No hay fórmulas secretas. Lo bello de la vida está en el camino. Hay dos cosas concretas: nacemos y morimos. Punto; el resto es historia. Es nuestra responsabilidad llenar lo que hay en el medio con algo de sentido.

Conocete. La peor ignorancia es la propia. Sos un producto del azar, del inescrutable misterio de la vida. ¿O elegiste a tus padres o a tu país? Por eso, tu misión es encontrarte. No por nada el paraguayo, cuando se halla, está feliz. Sé la mejor versión de vos mismo. Entendete y, sobre todo, no te mientas.

Tomá con pinzas las alabanzas y los reproches; todos son parciales e interesados. Escuchalos, pero no los creas por completo. No te llenes de productos que no necesitás o que no podés costear.

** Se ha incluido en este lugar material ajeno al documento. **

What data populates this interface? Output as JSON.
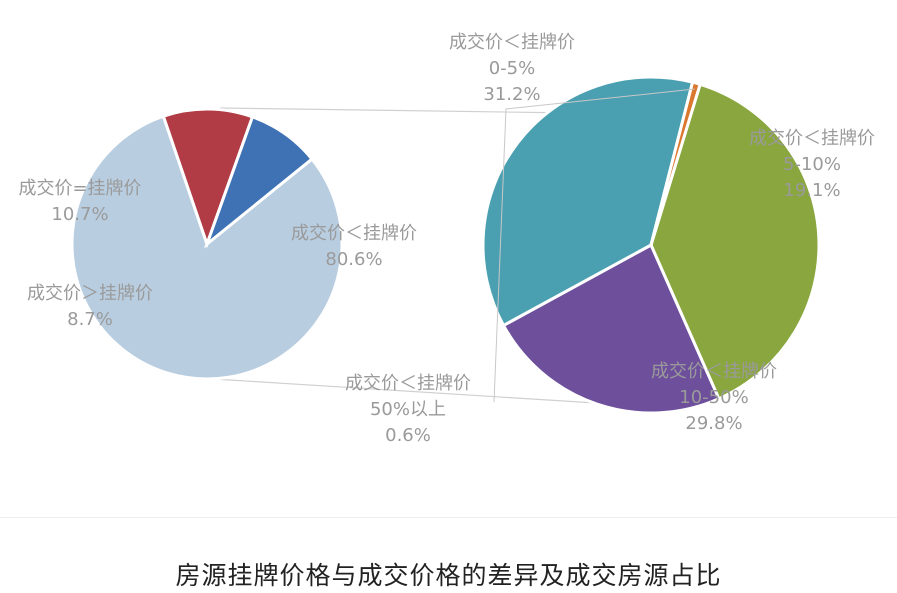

Vos no sos lo que vestís, comés o conducís, pese a que la sociedad te diga lo contrario. Claro que una buena camioneta no le hace mal a nadie.

El dinero no da la felicidad. Pero paga grandes vacaciones, médicos preparados y un sinfín de cosas que te mejoran la vida, incluso la caridad.

Y sobre todo sé feliz.

Que pases un gran 2015. Y mucha suerte… la necesitarás.